Economista, direttore del Centre d’Etude des Modes d’Industrialisation (CEMI-EHESS). Autore di "Bisogna uscire dall'euro?" e "La demondialisation". 


 
- Con il Fronte Nazionale di Marine Le Pen che è divenuto il primo partito del paese con un programma che chiede chiaramente l'uscita del paese dall'euro, è dalla Francia che è arrivato il messaggio più forte a Bruxelles alle ultime elezioni europee. Si tratta di un vero «terremoto» come l'ha definito il primo ministro Manuel Valls. Che cosa ha spinto il popolo francese a questa scelta?
 
I francesi hanno fatto questa scelta per diverse ragioni. Alcune riguardano la costruzione europea: è chiaro, infatti, che per molti francesi votare per il Front National significa dire chiaramente a Bruxelles che rifiutano sia l'Euro sia l'UE. Da questo punto di vista, se altri partiti, soprattutto il Front de Gauche, avessero avuto posizioni più chiare e comprensibili, il risultato sarebbe stato un po' diverso. I progressi realizzati dal partito “gaulliste” Debout la République (Ndt. In piedi Repubblica), che ha ottenuto quasi il 4 % dei voti ci dimostra proprio come un discorso chiaro sia immediatamente proficuo in questo contesto.

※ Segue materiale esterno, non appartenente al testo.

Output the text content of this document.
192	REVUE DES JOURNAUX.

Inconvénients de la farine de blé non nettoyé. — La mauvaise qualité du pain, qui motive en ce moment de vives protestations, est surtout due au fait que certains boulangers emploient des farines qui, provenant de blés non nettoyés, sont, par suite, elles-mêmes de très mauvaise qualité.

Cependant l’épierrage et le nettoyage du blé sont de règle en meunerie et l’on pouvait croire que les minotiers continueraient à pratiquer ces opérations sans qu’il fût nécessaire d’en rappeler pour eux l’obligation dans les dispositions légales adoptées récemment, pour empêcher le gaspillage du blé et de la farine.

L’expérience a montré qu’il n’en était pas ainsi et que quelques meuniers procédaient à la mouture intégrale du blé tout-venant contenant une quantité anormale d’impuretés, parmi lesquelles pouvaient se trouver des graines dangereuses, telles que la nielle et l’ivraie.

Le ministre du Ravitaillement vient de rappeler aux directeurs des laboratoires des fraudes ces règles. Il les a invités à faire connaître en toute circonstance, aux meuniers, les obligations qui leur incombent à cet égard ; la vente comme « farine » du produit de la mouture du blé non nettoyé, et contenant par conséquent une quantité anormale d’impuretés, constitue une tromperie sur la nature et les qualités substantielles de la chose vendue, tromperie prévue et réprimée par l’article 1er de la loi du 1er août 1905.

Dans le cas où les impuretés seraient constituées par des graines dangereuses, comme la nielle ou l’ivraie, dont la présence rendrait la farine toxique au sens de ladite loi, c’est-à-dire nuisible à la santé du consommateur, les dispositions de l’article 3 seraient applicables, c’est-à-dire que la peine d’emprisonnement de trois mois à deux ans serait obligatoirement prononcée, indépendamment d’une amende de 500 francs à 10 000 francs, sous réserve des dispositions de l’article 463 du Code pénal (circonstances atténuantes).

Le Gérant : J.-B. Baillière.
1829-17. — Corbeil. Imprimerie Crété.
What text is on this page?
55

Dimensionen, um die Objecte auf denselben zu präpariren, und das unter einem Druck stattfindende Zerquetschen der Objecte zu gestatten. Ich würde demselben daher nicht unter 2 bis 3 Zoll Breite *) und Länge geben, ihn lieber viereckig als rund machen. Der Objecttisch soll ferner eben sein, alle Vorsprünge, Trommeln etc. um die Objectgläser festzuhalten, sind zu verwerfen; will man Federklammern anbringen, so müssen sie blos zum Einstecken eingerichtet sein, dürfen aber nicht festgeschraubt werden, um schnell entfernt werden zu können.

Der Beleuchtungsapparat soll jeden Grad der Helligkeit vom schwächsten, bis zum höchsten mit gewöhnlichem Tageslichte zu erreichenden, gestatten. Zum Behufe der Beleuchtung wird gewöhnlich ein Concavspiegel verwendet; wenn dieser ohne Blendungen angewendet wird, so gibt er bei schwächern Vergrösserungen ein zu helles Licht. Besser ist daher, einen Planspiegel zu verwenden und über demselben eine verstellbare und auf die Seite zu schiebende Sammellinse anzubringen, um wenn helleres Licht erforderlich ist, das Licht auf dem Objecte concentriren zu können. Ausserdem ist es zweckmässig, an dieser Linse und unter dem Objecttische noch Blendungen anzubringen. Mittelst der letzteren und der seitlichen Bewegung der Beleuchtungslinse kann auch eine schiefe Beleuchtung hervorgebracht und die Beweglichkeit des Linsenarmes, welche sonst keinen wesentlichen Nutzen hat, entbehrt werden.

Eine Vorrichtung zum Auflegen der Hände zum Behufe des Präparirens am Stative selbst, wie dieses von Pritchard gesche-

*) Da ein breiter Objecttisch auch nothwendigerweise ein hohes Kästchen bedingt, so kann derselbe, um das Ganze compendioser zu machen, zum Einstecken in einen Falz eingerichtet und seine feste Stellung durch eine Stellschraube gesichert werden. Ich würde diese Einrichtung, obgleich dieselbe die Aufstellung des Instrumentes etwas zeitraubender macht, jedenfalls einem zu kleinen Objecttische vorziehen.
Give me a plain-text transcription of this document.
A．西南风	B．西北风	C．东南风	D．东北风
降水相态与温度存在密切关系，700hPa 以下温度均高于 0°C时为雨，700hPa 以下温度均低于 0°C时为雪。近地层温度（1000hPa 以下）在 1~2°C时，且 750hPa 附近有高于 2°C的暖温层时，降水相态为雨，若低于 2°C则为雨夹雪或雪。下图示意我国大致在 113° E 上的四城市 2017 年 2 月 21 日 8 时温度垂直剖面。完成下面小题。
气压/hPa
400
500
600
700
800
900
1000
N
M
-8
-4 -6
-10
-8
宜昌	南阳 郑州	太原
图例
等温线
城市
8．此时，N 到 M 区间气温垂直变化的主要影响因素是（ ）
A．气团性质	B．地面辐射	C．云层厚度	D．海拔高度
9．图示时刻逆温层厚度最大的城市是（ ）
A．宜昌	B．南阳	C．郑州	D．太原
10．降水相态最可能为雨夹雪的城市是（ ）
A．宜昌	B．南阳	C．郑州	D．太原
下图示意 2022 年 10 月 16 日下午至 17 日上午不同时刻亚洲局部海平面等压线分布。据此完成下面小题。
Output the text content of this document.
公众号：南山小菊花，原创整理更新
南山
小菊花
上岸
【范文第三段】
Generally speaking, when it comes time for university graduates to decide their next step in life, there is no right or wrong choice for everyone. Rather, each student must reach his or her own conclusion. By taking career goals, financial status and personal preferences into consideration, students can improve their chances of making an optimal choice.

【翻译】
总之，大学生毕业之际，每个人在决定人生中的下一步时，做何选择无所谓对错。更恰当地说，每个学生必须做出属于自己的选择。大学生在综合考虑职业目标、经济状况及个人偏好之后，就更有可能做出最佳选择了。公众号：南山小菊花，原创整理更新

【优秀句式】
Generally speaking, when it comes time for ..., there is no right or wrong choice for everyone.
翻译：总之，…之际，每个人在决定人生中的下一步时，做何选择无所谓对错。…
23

Altre ragioni sono da cercare poi nella situazione particolare che vive oggi la Francia. Nel paese è crescente, infatti, l'esasperazione contro la politica di un governo, e di un Presidente, che sta distruggendo quello che si era costruito con quasi quarant'anni di lotte sociali. Ancora una volta, a torto o a ragione, il Front de Gauche non è stato in grado di convogliare a sé la parte dell'elettorato che era logicamente sua in questo voto di protesta, sempre a causa delle sue posizioni poco comprensibili. Eppure, la sanzione rispetto al voto PS è stata molto chiara e il crollo della popolarità di François Hollande lo conferma.
Per finire, esiste un voto di adesione ai temi sviluppati da oltre tre anni dal Front National. Fra questi non sono da sottovalutare (e nemmeno da sopravvalutare) un sentimento se non di xenofobia almeno di stanchezza nei confronti dell'immigrazione come si sviluppa oggi. Per molti francesi dai redditi più bassi, i nuovi  arrivati sono una concorrenza diretta su vari punti (come la concessione di alloggi o la sanità). Noto tra l'altro che numerosi francesi immigrati degli anni '60 a '80 hanno votato FN. Basta analizzare il voto quartiere per quartiere per verificarlo. E quindi, dire che questo è un voto “razzista” è una grande idiozia, anche se ci sono effettivamente razzisti all'interno del FN, come ce ne sono purtroppo in altri partiti.  Ma, non si è misurato a sufficienza la vulnerabilità dei francesi delle classi popolari di fronte alla nuova ondata d'immigrazione. Molto spesso, sono ex immigrati, naturalizzati francesi, integrati nella società francese che considerano che i nuovi arrivati hanno più diritti di loro o mettono in pericolo gli stessi budget sociali sui quali hanno la precedenza. Tale fenomeno spiega il voto delle classi sociali più bassi verso il Front National.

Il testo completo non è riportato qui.